Politique et diplomatie - Perspectives européennes – Isolement américain ?
Discrètement, les gouvernements de l’Espagne franquiste et de la Roumanie communiste viennent de signer le 5 janvier 1967 à Paris, un accord instituant dans chacun des deux pays, une représentation de l’autre au niveau consulaire. On s’achemine ainsi vers une reprise des relations diplomatiques normales entre l’Espagne et l’ensemble des pays de l’Est. Cette évolution est intéressante à plus d’un titre.

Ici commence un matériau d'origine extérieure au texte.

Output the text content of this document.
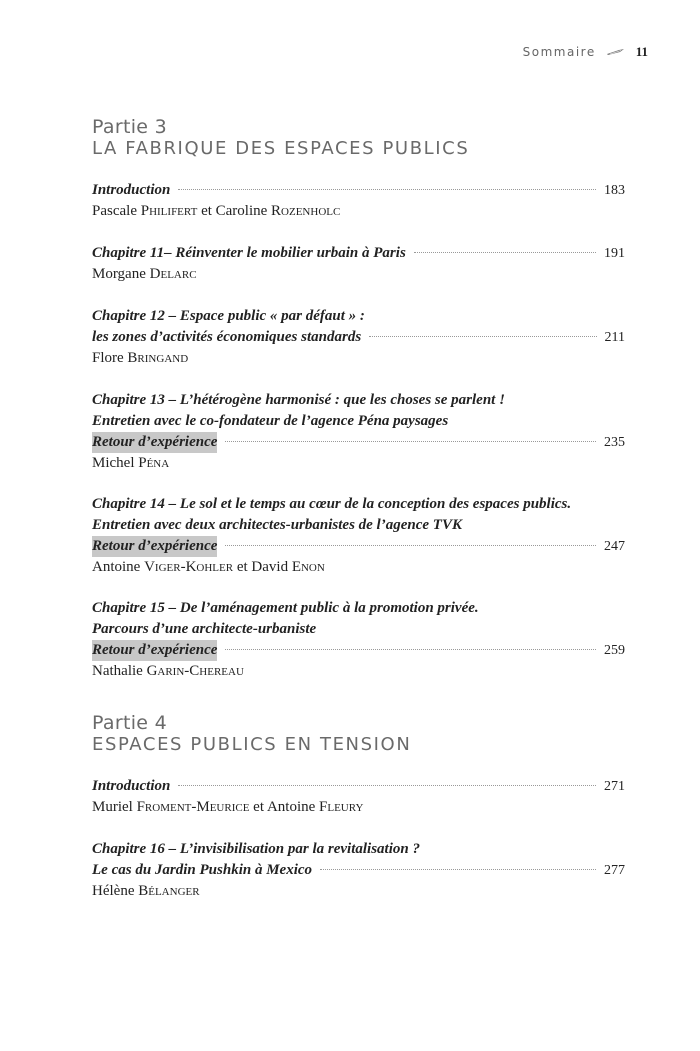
Sommaire	11
Partie 3
LA FABRIQUE DES ESPACES PUBLICS
Introduction	183
Pascale Philifert et Caroline Rozenholc
Chapitre 11– Réinventer le mobilier urbain à Paris	191
Morgane Delarc
Chapitre 12 – Espace public « par défaut » :
les zones d’activités économiques standards	211
Flore Bringand
Chapitre 13 – L’hétérogène harmonisé : que les choses se parlent !
Entretien avec le co-fondateur de l’agence Péna paysages
Retour d’expérience	235
Michel Péna
Chapitre 14 – Le sol et le temps au cœur de la conception des espaces publics.
Entretien avec deux architectes-urbanistes de l’agence TVK
Retour d’expérience	247
Antoine Viger-Kohler et David Enon
Chapitre 15 – De l’aménagement public à la promotion privée.
Parcours d’une architecte-urbaniste
Retour d’expérience	259
Nathalie Garin-Chereau
Partie 4
ESPACES PUBLICS EN TENSION
Introduction	271
Muriel Froment-Meurice et Antoine Fleury
Chapitre 16 – L’invisibilisation par la revitalisation ?
Le cas du Jardin Pushkin à Mexico	277
Hélène Bélanger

D’abord, elle consacrera la fin de la solitude internationale dans laquelle s’était trouvé, après 1945, le gouvernement espagnol issu de la guerre civile. Depuis quelques années déjà, le général Franco procède pas à pas à une libéralisation prudente du régime. Proposée le 22 novembre 1966, une réforme constitutionnelle de portée limitée a été adoptée par référendum le 14 décembre. Ce que l’action des grandes puissances, la pression extérieure, l’ostracisme des Nations Unies, n’avaient pu produire dans les années de l’après-guerre est aujourd’hui devenu possible, grâce à l’élévation du niveau de vie qui est sensible en Espagne, comme partout ailleurs en Europe. Qui plus est, cette libéralisation est aujourd’hui rendue nécessaire par les échanges de personnes — travailleurs et touristes — qui ont brassé des années durant Espagnols et Européens.
En outre, le rétablissement des relations normales entre l’Espagne et les pays communistes signifiera la fin d’une période marquée, pour l’Europe, par l’affrontement militaire entre pays professant des idéologies opposées et ayant des systèmes politiques et sociaux différents, période qui commence avant la deuxième guerre mondiale, avec la guerre civile espagnole en 1936 — voire avec l’intervention alliée contre les bolcheviks en 1918 (1) et qui s’est prolongée bien au-delà de la fin des hostilités de 1945. On peut penser, en effet, que l’Europe d’après 1960, pour des raisons qui tiennent à la technique (apparition des armes nucléaires) et à l’économie (prévention et contrôle des crises économiques, augmentation de la production, de la consommation et élévation du niveau de vie), au moins autant qu’à la politique, est devenue une zone de paix. L’accord hispano-roumain est à cet égard un nouvel exemple de l’évolution générale en Europe qui conduit à la normalisation et à l’intensification des relations entre pays ayant des systèmes différents, même lorsqu’ils se situent aux extrémités opposées de l’éventail politique.